Ocupante de cargo em comissão sem concurso não se torna estável
Doze anos no mesmo órgão, sempre em cargo de confiança, com carteira funcional, crachá e responsabilidade de chefia. Na mudança de gestão, a exoneração chega em uma linha de boletim, sem processo e sem justificativa. Por mais longa que tenha sido a permanência, o cargo em comissão não se converte em vínculo efetivo nem gera estabilidade. A razão está na porta de entrada do serviço público.
A regra do concurso e a exceção da confiança
A Constituição estabelece que a investidura em cargo ou emprego público depende de aprovação prévia em concurso público, ressalvadas as nomeações para cargo em comissão declarado em lei de livre nomeação e exoneração.
A estabilidade, por sua vez, é assegurada ao servidor nomeado para cargo de provimento efetivo em virtude de concurso público, após o cumprimento do período de estágio probatório. São dois caminhos que não se cruzam: quem entrou pela exceção não adquire a garantia reservada a quem entrou pela regra.

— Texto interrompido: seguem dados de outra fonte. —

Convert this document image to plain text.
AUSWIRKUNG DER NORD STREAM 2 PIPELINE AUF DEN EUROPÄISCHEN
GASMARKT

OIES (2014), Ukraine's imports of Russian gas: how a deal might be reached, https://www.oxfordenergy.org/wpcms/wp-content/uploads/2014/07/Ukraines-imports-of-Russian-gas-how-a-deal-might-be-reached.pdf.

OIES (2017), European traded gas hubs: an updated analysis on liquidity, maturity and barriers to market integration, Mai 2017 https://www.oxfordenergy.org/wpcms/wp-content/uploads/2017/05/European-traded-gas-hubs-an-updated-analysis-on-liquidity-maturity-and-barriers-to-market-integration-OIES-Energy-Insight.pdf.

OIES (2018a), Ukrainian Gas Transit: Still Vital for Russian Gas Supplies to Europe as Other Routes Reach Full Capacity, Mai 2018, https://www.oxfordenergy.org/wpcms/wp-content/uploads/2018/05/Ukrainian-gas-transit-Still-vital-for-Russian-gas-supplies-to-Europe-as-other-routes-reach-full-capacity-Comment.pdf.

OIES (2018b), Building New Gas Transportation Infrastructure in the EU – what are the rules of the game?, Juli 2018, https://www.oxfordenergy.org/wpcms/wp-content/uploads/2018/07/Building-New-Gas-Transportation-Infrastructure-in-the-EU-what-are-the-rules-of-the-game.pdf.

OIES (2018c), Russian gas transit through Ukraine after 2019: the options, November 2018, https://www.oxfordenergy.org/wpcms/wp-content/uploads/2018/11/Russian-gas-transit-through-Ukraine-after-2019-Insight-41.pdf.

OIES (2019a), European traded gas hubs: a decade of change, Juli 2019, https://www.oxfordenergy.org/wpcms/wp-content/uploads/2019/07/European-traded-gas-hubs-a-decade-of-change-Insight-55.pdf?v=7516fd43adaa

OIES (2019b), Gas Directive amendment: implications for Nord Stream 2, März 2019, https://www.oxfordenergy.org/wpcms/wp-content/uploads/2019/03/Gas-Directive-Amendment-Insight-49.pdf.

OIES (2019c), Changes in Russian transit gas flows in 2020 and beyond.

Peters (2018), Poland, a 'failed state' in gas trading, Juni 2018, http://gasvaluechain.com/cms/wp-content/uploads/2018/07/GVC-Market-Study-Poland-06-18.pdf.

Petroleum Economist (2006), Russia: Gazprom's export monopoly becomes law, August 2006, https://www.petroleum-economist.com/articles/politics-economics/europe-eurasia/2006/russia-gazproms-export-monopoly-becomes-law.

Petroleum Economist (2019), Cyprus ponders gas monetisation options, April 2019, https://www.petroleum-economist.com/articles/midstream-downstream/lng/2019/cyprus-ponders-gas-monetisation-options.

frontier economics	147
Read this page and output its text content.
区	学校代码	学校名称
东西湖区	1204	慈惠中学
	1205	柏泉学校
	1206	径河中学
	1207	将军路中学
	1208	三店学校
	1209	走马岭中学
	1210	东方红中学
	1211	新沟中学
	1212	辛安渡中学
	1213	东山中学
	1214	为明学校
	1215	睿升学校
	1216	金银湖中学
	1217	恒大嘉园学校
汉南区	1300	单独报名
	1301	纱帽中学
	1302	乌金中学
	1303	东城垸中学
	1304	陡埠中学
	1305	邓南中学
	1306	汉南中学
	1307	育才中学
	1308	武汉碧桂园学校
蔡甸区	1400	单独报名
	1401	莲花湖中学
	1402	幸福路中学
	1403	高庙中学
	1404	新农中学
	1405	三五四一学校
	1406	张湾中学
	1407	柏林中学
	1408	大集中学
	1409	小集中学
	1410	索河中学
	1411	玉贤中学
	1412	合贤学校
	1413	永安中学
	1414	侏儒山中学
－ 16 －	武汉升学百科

Livre nomeação significa livre exoneração
A contrapartida da dispensa de concurso é a precariedade. A exoneração de ocupante de cargo em comissão não exige processo administrativo, não depende de motivação específica e não pressupõe falta funcional.
Isso não significa ausência total de limites: exoneração usada como retaliação a denúncia, ou como discriminação vedada, pode ser questionada pelo motivo, e não pela forma. Mas o ponto de partida é a discricionariedade, e quem discute precisa demonstrar o desvio.
O que o comissionado tem, então
Direitos existem, apenas não incluem estabilidade. Remuneração do período trabalhado, férias e sua indenização proporcional, décimo terceiro proporcional, recolhimentos previdenciários e a licença-maternidade nos termos aplicáveis integram esse conjunto.
Há ainda uma figura própria no regime disciplinar: a destituição de cargo em comissão, prevista no art. 135 da Lei 8.112/1990 para infrações sujeitas às penalidades de suspensão e de demissão. Ela difere da exoneração comum porque tem natureza punitiva e produz efeitos que a simples dispensa não produz.
Servidor efetivo em cargo comissionado
Situação diferente e muito frequente: o servidor concursado que ocupa temporariamente função de confiança. A dispensa da função não afeta o cargo efetivo nem a estabilidade dele decorrente.
O que muda é a remuneração, com a perda da parcela correspondente, e a lotação, com o retorno às atribuições do cargo de origem. Verificar em qual das duas situações a pessoa está é o primeiro passo de qualquer orientação sobre o tema.
Perguntas frequentes
Tempo em cargo em comissão conta para aposentadoria?
O tempo com recolhimento previdenciário é computado conforme as regras do regime aplicável. O que não ocorre é a conversão do vínculo em efetivo.